With those various observations, I can draw some conclusions on what I can do next to improve my experiments and obtain possibly better results.
Firstly, I think that I need to add some elements to my list of stop words. As I observed it multiple times, the content of d’Estournelles formula, such as “à Monsieur le Président Nicholas Murray Butler” or “Affectueusement dévoué”, seems to have a significant place in the list of occurrences; whether it is because the letters are short, so their presence is almost systematic, or because it has been purposefully highlighted a lot in the ground truth, in order for the model to always recognize it. However, it adds no value to our analysis, just like the stop words, because it is not part of the lexicon used in the letters, but simply put in the letter, just like a pre-printed headers or signs could have been added. Hence, all of those elements could be added in the list of stop words so that they are not counted in the lexicon analysis, and it is more revealing.

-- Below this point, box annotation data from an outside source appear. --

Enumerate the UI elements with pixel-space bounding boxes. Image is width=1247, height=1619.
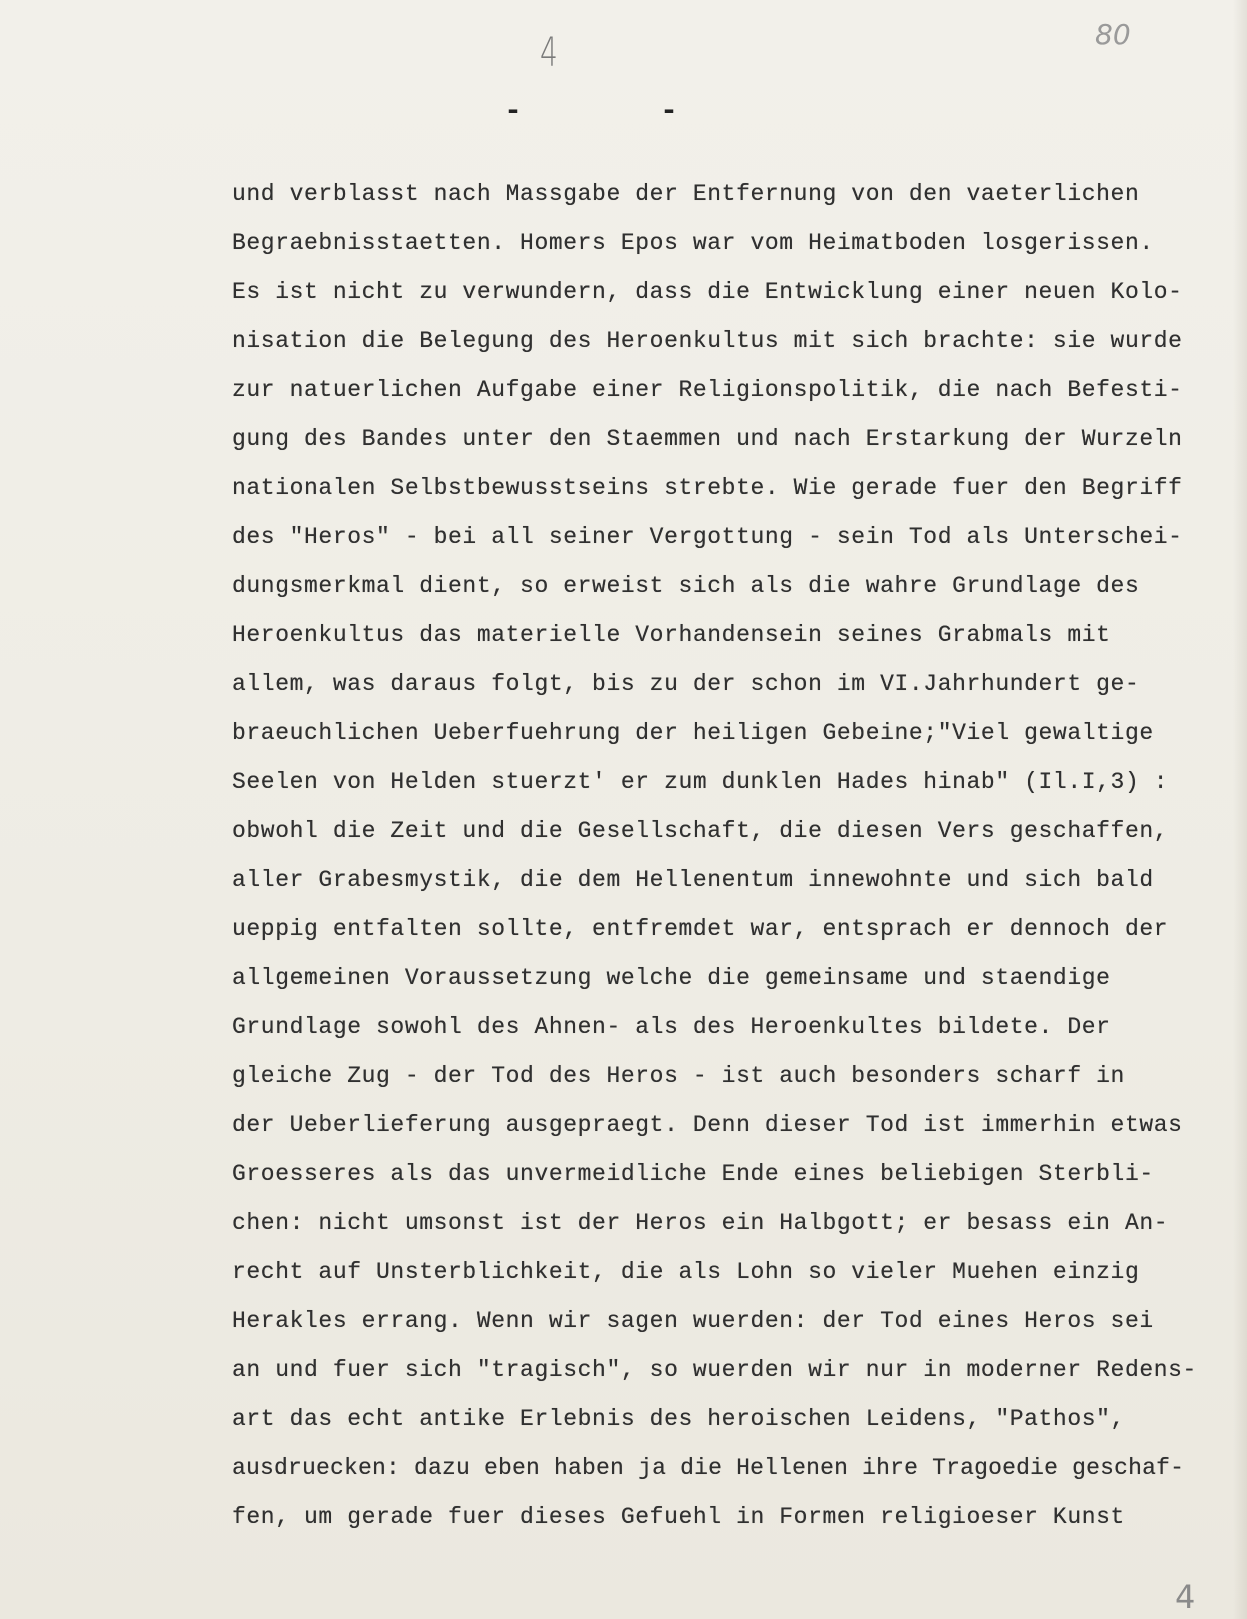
text-line: Es ist nicht zu verwundern, dass die Entwicklung einer neuen Kolo- xyxy=(232,279,1183,305)
text-line: recht auf Unsterblichkeit, die als Lohn so vieler Muehen einzig xyxy=(232,1259,1140,1285)
text-line: chen: nicht umsonst ist der Heros ein Halbgott; er besass ein An- xyxy=(232,1210,1169,1236)
text-line: an und fuer sich "tragisch", so wuerden wir nur in moderner Redens- xyxy=(232,1357,1197,1383)
text-line: obwohl die Zeit und die Gesellschaft, die diesen Vers geschaffen, xyxy=(232,818,1169,844)
text-line: allem, was daraus folgt, bis zu der schon im VI.Jahrhundert ge- xyxy=(232,671,1140,697)
page-edge-shadow xyxy=(1233,0,1247,1619)
text-line: zur natuerlichen Aufgabe einer Religionspolitik, die nach Befesti- xyxy=(232,377,1183,403)
text-line: Herakles errang. Wenn wir sagen wuerden: der Tod eines Heros sei xyxy=(232,1308,1154,1334)
text-line: dungsmerkmal dient, so erweist sich als die wahre Grundlage des xyxy=(232,573,1140,599)
text-line: nationalen Selbstbewusstseins strebte. Wie gerade fuer den Begriff xyxy=(232,475,1183,501)
text-line: Grundlage sowohl des Ahnen- als des Heroenkultes bildete. Der xyxy=(232,1014,1111,1040)
text-line: braeuchlichen Ueberfuehrung der heiligen Gebeine;"Viel gewaltige xyxy=(232,720,1154,746)
text-line: Begraebnisstaetten. Homers Epos war vom Heimatboden losgerissen. xyxy=(232,230,1154,256)
text-line: des "Heros" - bei all seiner Vergottung - sein Tod als Unterschei- xyxy=(232,524,1183,550)
text-line: Groesseres als das unvermeidliche Ende eines beliebigen Sterbli- xyxy=(232,1161,1154,1187)
text-line: Seelen von Helden stuerzt' er zum dunklen Hades hinab" (Il.I,3) : xyxy=(232,769,1169,795)
text-line: nisation die Belegung des Heroenkultus mit sich brachte: sie wurde xyxy=(232,328,1183,354)
text-line: und verblasst nach Massgabe der Entfernung von den vaeterlichen xyxy=(232,181,1140,207)
text-line: allgemeinen Voraussetzung welche die gemeinsame und staendige xyxy=(232,965,1111,991)
text-line: aller Grabesmystik, die dem Hellenentum innewohnte und sich bald xyxy=(232,867,1154,893)
bottom-pencil-mark: 4 xyxy=(1175,1578,1196,1616)
text-line: gung des Bandes unter den Staemmen und nach Erstarkung der Wurzeln xyxy=(232,426,1183,452)
text-line: art das echt antike Erlebnis des heroischen Leidens, "Pathos", xyxy=(232,1406,1125,1432)
typed-body-text xyxy=(232,170,1212,1542)
text-line: Heroenkultus das materielle Vorhandensein seines Grabmals mit xyxy=(232,622,1111,648)
text-line: fen, um gerade fuer dieses Gefuehl in Formen religioeser Kunst xyxy=(232,1504,1125,1530)
text-line: der Ueberlieferung ausgepraegt. Denn dieser Tod ist immerhin etwas xyxy=(232,1112,1183,1138)
pencil-page-number: 4 xyxy=(540,30,558,76)
text-line: ausdruecken: dazu eben haben ja die Hellenen ihre Tragoedie geschaf- xyxy=(232,1455,1185,1481)
corner-folio-number: 80 xyxy=(1095,18,1131,51)
text-line: gleiche Zug - der Tod des Heros - ist auch besonders scharf in xyxy=(232,1063,1125,1089)
typed-page-marker: - - xyxy=(504,95,739,129)
text-line: ueppig entfalten sollte, entfremdet war, entsprach er dennoch der xyxy=(232,916,1169,942)
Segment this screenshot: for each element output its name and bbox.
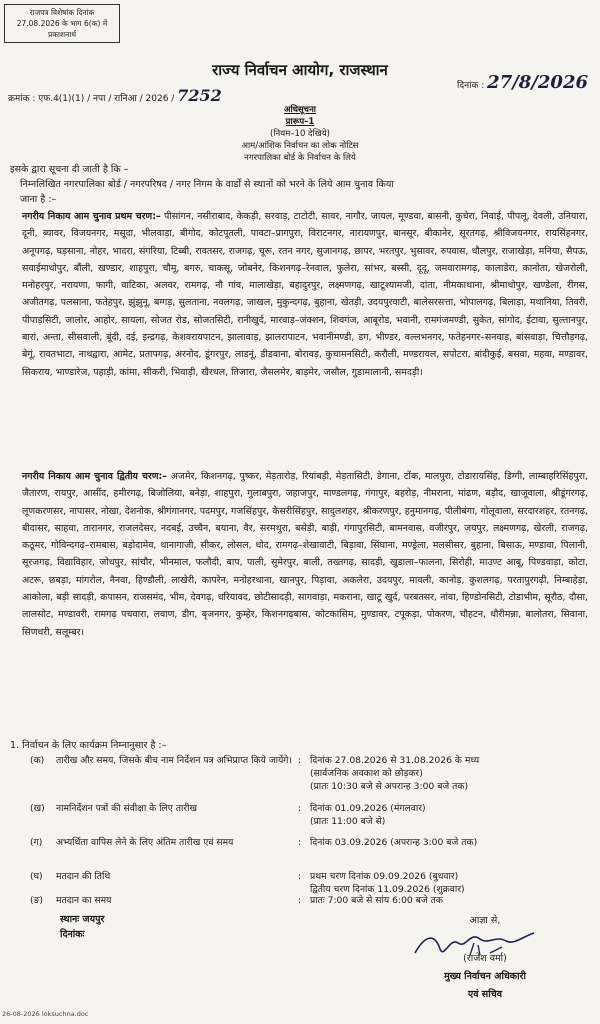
date-label-footer: दिनांकः	[60, 929, 85, 940]
notice-line-2: प्रारूप–1	[285, 117, 315, 127]
signatory-name: (राजेश वर्मा)	[463, 953, 507, 964]
phase-1-heading: नगरीय निकाय आम चुनाव प्रथम चरण:–	[22, 211, 161, 222]
program-label: मतदान का समय	[56, 895, 112, 906]
phase-2-bodies: अजमेर, किशनगढ़, पुष्कर, मेड़तारोड़, रियांबड़ी, मेड़तासिटी, डेगाना, टोंक, मालपुरा, टोडारायसिंह, डिग्गी, लाम्बाहरिसिंहपुरा, जैतारण, रायपुर, आसींद, हमीरगढ़, बिजोलिया, बनेड़ा, शाहपुरा, गुलाबपुरा, जहाजपुर, माण्डलगढ़, गंगापुर, बहरोड़, नीमराना, मांढण, बड़ौद, खाजूवाला, श्रीडूंगरगढ़, लूणकरणसर, नापासर, नोखा, देशनोक, श्रीगंगानगर, पदमपुर, गजसिंहपुर, केसरीसिंहपुर, सादुलशहर, श्रीकरणपुर, हनुमानगढ़, पीलीबंगा, गोलूवाला, सरदारशहर, रतनगढ़, बीदासर, साहवा, तारानगर, राजलदेसर, नदबई, उच्चैन, बयाना, वैर, सरमथुरा, बसेड़ी, बाड़ी, गंगापुरसिटी, बामनवास, वजीरपुर, जयपुर, लक्ष्मणगढ़, खेरली, राजगढ़, कठूमर, गोविन्दगढ़–रामबास, बड़ोदामेव, थानागाजी, सीकर, लोसल, धोद, रामगढ़–शेखावाटी, बिड़ावा, सिंघाना, मण्ड्रेला, मलसीसर, बुहाना, बिसाऊ, मण्डावा, पिलानी, सूरजगढ़, विद्याविहार, जोधपुर, सांचौर, भीनमाल, फलौदी, बाप, पाली, सुमेरपुर, बाली, तख्तगढ़, सादड़ी, खुडाला–फालना, सिरोही, माउण्ट आबू, पिण्डवाड़ा, कोटा, अटरू, छबड़ा, मांगरोल, नैनवा, हिण्डौली, लाखेरी, कापरेन, मनोहरथाना, खानपुर, पिड़ावा, अकलेरा, उदयपुर, मावली, कानोड़, कुशलगढ़, परतापुरगढ़ी, निम्बाहेड़ा, आकोला, बड़ी सादड़ी, कपासन, राजसमंद, भीम, देवगढ़, धरियावद, छोटीसादड़ी, सागवाड़ा, मकराना, खाटू खुर्द, परबतसर, नांवा, हिण्डोनसिटी, टोडाभीम, सूरौठ, दौसा, लालसोट, मण्डावरी, रामगढ़ पचवारा, लवाण, डीग, बृजनगर, कुम्हेर, किशनगढ़बास, कोटकासिम, मुण्डावर, टपूकड़ा, पोकरण, चौहटन, धौरीमन्ना, बालोतरा, सिवाना, सिणधरी, सलूम्बर।	[22, 471, 589, 638]
intro-line-3: जाना है :–	[20, 194, 57, 205]
program-value: प्रथम चरण दिनांक 09.09.2026 (बुधवार) द्वितीय चरण दिनांक 11.09.2026 (शुक्रवार)	[310, 871, 465, 895]
intro-line-2: निम्नलिखित नगरपालिका बोर्ड / नगरपरिषद / नगर निगम के वार्डों से स्थानों को भरने के लिये आम चुनाव किया	[20, 179, 394, 190]
notice-heading	[0, 104, 600, 164]
intro-line-1: इसके द्वारा सूचना दी जाती है कि –	[10, 164, 129, 175]
order-number: 7252	[177, 86, 222, 105]
order-prefix: क्रमांक : एफ.4(1)(1) / नपा / रानिआ / 2026 /	[8, 94, 175, 104]
program-value: दिनांक 01.09.2026 (मंगलवार) (प्रातः 11:00 बजे से)	[310, 803, 426, 827]
program-key: (घ)	[30, 871, 43, 882]
footer-place-date	[60, 912, 104, 942]
program-key: (क)	[30, 755, 45, 766]
program-value: दिनांक 27.08.2026 से 31.08.2026 के मध्य (सार्वजनिक अवकाश को छोड़कर) (प्रातः 10:30 बजे से अपरान्ह 3:00 बजे तक)	[310, 755, 480, 792]
signatory-title: मुख्य निर्वाचन अधिकारी	[444, 971, 526, 982]
date-label: दिनांक :	[457, 81, 485, 91]
stamp-line-2: 27.08.2026 के भाग 6(क) में	[16, 19, 108, 28]
program-row-scrutiny: (ख) नामनिर्देशन पत्रों की संवीक्षा के लिए तारीख : दिनांक 01.09.2026 (मंगलवार) (प्रातः 11:00 बजे से)	[30, 802, 590, 832]
program-title: 1. निर्वाचन के लिए कार्यक्रम निम्नानुसार है :–	[10, 740, 167, 751]
program-key: (ख)	[30, 803, 45, 814]
program-row-polling-date: (घ) मतदान की तिथि : प्रथम चरण दिनांक 09.09.2026 (बुधवार) द्वितीय चरण दिनांक 11.09.2026 (शुक्रवार)	[30, 870, 590, 900]
intro-text	[10, 162, 590, 207]
program-row-withdrawal: (ग) अभ्यर्थिता वापिस लेने के लिए अंतिम तारीख एवं समय : दिनांक 03.09.2026 (अपरान्ह 3:00 बजे तक)	[30, 836, 590, 866]
notice-line-3: (नियम–10 देखिये)	[270, 129, 330, 139]
file-note: 26-08-2026 loksuchna.doc	[2, 1010, 89, 1018]
stamp-line-3: प्रकाशनार्थ	[48, 30, 76, 39]
program-value: दिनांक 03.09.2026 (अपरान्ह 3:00 बजे तक)	[310, 837, 478, 848]
phase-1-paragraph	[22, 208, 588, 381]
program-row-nomination: (क) तारीख और समय, जिसके बीच नाम निर्देशन पत्र अभिप्राप्त किये जायेंगे। : दिनांक 27.08.2026 से 31.08.2026 के मध्य (सार्वजनिक अवकाश को छोड़कर) (प्रातः 10:30 बजे से अपरान्ह 3:00 बजे तक)	[30, 754, 590, 798]
gazette-stamp	[4, 4, 120, 43]
program-row-polling-time: (ङ) मतदान का समय : प्रातः 7:00 बजे से सांय 6:00 बजे तक	[30, 894, 590, 910]
date-line	[457, 72, 588, 93]
place-label: स्थानः जयपुर	[60, 914, 105, 925]
program-key: (ग)	[30, 837, 43, 848]
phase-2-heading: नगरीय निकाय आम चुनाव द्वितीय चरण:–	[22, 471, 167, 482]
stamp-line-1: राजपत्र विशेषांक दिनांक	[29, 8, 95, 17]
phase-1-bodies: पीसांगन, नसीराबाद, केकड़ी, सरवाड़, टाटोटी, सावर, नागौर, जायल, मूण्डवा, बासनी, कुचेरा, निवाई, पीपलू, देवली, उनियारा, दूनी, ब्यावर, विजयनगर, मसूदा, भीलवाड़ा, बीगोद, कोटपूतली, पावटा–प्रागपुरा, विराटनगर, नारायणपुर, बानसूर, बीकानेर, सूरतगढ़, श्रीविजयनगर, रायसिंहनगर, अनूपगढ़, घड़साना, नोहर, भादरा, संगरिया, टिब्बी, रावतसर, राजगढ़, चूरू, रतन नगर, सुजानगढ़, छापर, भरतपुर, भुसावर, रुपवास, धौलपुर, राजाखेड़ा, मनिया, सैपऊ, सवाईमाधोपुर, बौंली, खण्डार, शाहपुरा, चौमू, बगरु, चाकसू, जोबनेर, किशनगढ़–रेनवाल, फुलेरा, सांभर, बस्सी, दूदू, जमवारामगढ़, कालाडेरा, कानोता, खेजरोली, मनोहरपुर, नरायणा, फागी, वाटिका, अलवर, रामगढ़, नौ गांव, मालाखेड़ा, बहादुरपुर, लक्ष्मणगढ़, खाटूश्यामजी, दांता, नीमकाथाना, श्रीमाधोपुर, खण्डेला, रींगस, अजीतगढ़, पलसाना, फतेहपुर, झुंझुनू, बग्गड़, सुलताना, नवलगढ़, जाखल, मुकुन्दगढ़, बुहाना, खेतड़ी, उदयपुरवाटी, बालेसरसत्ता, भोपालगढ़, बिलाड़ा, मथानिया, तिवरी, पीपाड़सिटी, जालोर, आहोर, सायला, सोजत रोड, सोजतसिटी, रानीखुर्द, मारवाड़–जंक्शन, शिवगंज, आबूरोड, भवानी, रामगंजमण्डी, सुकेत, सांगोद, ईटावा, सुल्तानपुर, बारां, अन्ता, सीसवाली, बूंदी, दई, इन्द्रगढ़, केशवरायपाटन, झालावाड़, झालरापाटन, भवानीमण्डी, डग, भीण्डर, वल्लभनगर, फतेहनगर–सनवाड़, बांसवाड़ा, चित्तौड़गढ़, बेगूं, रावतभाटा, नाथद्वारा, आमेट, प्रतापगढ़, अरनोद, डूंगरपुर, लाडनूं, डीडवाना, बोरावड़, कुचामनसिटी, करौली, मण्डरायल, सपोटरा, बांदीकुई, बसवा, महवा, मण्डावर, सिकराय, भाण्डारेज, पहाड़ी, कांमा, सीकरी, भिवाड़ी, खैरथल, तिजारा, जैसलमेर, बाड़मेर, जसौल, गुडामालानी, समदड़ी।	[22, 211, 589, 378]
date-handwritten: 27/8/2026	[487, 72, 588, 93]
phase-2-paragraph	[22, 468, 588, 641]
program-label: तारीख और समय, जिसके बीच नाम निर्देशन पत्र अभिप्राप्त किये जायेंगे।	[56, 755, 292, 766]
handwritten-signature	[410, 925, 540, 965]
program-label: मतदान की तिथि	[56, 871, 111, 882]
order-number-line	[8, 86, 222, 105]
program-value: प्रातः 7:00 बजे से सांय 6:00 बजे तक	[310, 895, 443, 906]
program-key: (ङ)	[30, 895, 44, 906]
order-by: आज्ञा से,	[469, 915, 501, 926]
notice-line-4: आम/आंशिक निर्वाचन का लोक नोटिस	[241, 141, 359, 151]
signatory-title-2: एवं सचिव	[467, 989, 503, 1000]
program-label: अभ्यर्थिता वापिस लेने के लिए अंतिम तारीख एवं समय	[56, 837, 234, 848]
commission-title: राज्य निर्वाचन आयोग, राजस्थान	[212, 61, 388, 79]
program-label: नामनिर्देशन पत्रों की संवीक्षा के लिए तारीख	[56, 803, 197, 814]
notice-line-1: अधिसूचना	[284, 105, 316, 115]
notice-line-5: नगरपालिका बोर्ड के निर्वाचन के लिये	[244, 153, 356, 163]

Secondly, I realized, while observing the content of the list, that it might be useful to create a referential for the type of lexicon that is supposed to be present in the ground truth and therefore, in the transcription model. Without a referential, the analysis of the words could be too subjective, and a source could be considered not fitted for the model when it in fact is. Those texts, and specifically the ground truth, should contain lexicon relating to war or peace and if “guerre”, “paix”, or “morts” are an easy example of what can be considered pertinent, others can be more tricky. Hence, for every theme chosen for the experiment, it should come with a referential of the expected vocabulary. Finally, with regard to this previous observation and to what I was able to see when studying my ground truth, I think it might be better to change them, or at least redo the selection and ultimately the model, to better fit what I am trying to prove here. The transcription model is supposed to be about war, peace and diplomacy, but there is so much scattered content in it that it doesn’t seem to be the case. Moreover, when I gathered those texts, I didn’t really look at the content of the pages, what was the topic so, even though the letters date back to the war, it is possible that some of them weren’t talking much about it and that it doesn’t add to the wanted lexicon. Thus, it might be necessary to redo a ground truth selection where I pay more attention to my selection, like I did with my source test, and to produce a new model from there.